Managemnet HA Sync error

[Tenchi-Man]

Hi,

Any idea about the R55 Management HA fails to synchronize with error "policy save Failed to merge the ICA DB. Possible security error!".

It works properly for over half a year before.

Thanks

[Simon Richardson]

hi,

I have a customer with the same error. Same version, on Windows 2003

The full error is

failed to syncronize
Reason: failed to merge the ICA DB. possible security error !!!

Its now showing as 'lagging' - logging is still going on on the secondary, and the SIC is still fine.

Again, this customer's has worked fine for over a year. All we did was try to troubleshoot an enforcement module that wasn't logging to the secondary smartcenter. we didn't change any of the policy per-se. We didn't edit the masters file on the enforcement module, just changed within the enforcement module object the 'order' of logging of the smartcenter servers, under the Logs and Masters tab of the SmartDashboard.

Logically this is an issue with the Internal CA of the Primary or Secondary getting out of sync, but I've tried copying from the Primary to the Secondary to

InternalCA.p12 and the InternalCA.NDB* files and InternalCA.crl file

I haven't yet looked to see if there's a /conf/crls/ICA_CRL0.crl file on the secondary or primary.

Any ideas as this is clearly something other people have come across but maybe not posted resolutions ?

cheers

Simon

[varera]

please check the time setting for primary and secondary MGMT objects. they should have exactly the same time.

[S-Express]

I'm afraid I don't have anything to add apart from a "me too" response.
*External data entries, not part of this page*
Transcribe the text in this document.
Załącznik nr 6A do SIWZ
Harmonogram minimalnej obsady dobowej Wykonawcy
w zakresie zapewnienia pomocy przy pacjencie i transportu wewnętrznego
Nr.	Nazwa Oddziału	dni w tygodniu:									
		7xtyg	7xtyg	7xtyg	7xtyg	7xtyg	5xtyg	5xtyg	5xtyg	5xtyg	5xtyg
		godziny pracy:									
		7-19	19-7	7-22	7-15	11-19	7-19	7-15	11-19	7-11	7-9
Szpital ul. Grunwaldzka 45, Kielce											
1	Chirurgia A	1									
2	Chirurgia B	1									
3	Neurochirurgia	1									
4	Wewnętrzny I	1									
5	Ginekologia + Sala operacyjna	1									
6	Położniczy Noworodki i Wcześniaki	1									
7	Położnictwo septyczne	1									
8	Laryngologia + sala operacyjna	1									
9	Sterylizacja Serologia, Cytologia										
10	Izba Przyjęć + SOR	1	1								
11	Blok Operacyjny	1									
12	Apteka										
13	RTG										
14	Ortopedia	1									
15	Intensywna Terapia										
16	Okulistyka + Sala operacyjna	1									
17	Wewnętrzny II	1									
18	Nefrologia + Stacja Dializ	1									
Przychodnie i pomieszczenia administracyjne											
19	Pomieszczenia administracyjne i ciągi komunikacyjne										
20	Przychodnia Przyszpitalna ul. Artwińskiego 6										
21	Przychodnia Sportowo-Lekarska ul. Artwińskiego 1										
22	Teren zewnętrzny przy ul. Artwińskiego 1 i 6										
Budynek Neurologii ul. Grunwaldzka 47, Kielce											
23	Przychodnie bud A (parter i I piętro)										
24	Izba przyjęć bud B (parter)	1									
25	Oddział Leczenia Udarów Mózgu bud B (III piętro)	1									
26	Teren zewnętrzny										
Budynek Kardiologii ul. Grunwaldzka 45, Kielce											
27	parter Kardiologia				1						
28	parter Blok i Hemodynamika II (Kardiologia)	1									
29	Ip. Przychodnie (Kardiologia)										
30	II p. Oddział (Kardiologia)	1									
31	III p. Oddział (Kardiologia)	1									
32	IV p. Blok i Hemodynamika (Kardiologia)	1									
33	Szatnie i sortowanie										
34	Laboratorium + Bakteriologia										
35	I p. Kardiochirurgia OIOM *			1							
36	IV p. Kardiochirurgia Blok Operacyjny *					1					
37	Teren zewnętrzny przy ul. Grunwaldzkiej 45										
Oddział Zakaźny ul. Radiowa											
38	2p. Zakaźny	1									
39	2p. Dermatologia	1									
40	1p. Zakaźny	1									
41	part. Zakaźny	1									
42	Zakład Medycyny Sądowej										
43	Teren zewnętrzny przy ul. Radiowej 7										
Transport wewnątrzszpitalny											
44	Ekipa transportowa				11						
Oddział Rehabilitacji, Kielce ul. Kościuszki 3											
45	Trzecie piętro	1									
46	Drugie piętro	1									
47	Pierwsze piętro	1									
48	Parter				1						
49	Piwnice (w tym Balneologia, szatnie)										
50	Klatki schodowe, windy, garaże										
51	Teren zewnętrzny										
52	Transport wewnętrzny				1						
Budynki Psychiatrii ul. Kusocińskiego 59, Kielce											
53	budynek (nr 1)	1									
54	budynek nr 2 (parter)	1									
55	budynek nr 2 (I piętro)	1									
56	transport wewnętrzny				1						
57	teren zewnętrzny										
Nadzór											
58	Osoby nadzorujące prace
I found this post using Google when our HA setup started having the same issue today.

I have verified the time setting between the servers and that's okay. I also had a trawl through the Checkpoint Secureknowledge page, and there is nothing applicable to this problem.

I'll investigate further using Simon's post as a starter, but thought it would be worth bumping this post to see if the other users have resolved this issue.

Thanks

Martin.

[S-Express]

Well, I thought I'd have a stab at fixing it myself. I ended up copying over the /conf/InternalCA.* and /conf/ica.* files from the primary to the secondary. This has fixed my ICA DB sync error.

[humayun]

What's the command to change the time?

[gt2847c]

The recommended method is to use NTP for time sync. That makes sure that primary and backup stay in time sync. There are a number of public NTP servers out there if you don't have one internally. Googling for NTP servers or the US Naval observatory will net them for you. Time settings, NTP, and others can be set either by command line (non-expert) mode or through the web interface.


BTW, I'm grateful for the InternalCA.* files fix. I use NTP to keep my clocks set correctly as I have an internal pair of GPS based NTP servers, but time wasn't the issue. My secondary had been lagging for a few weeks which normally doesn't bother me much as one is in the US and the backup is in Europe, so they typically lag after a rule change/save. I just recently tried to force the sync to make sure all was well, but got the message about the ICA db being out and when I checked, the dates and sizes on the InternalCA file showed them to be quite out of date on the backup box.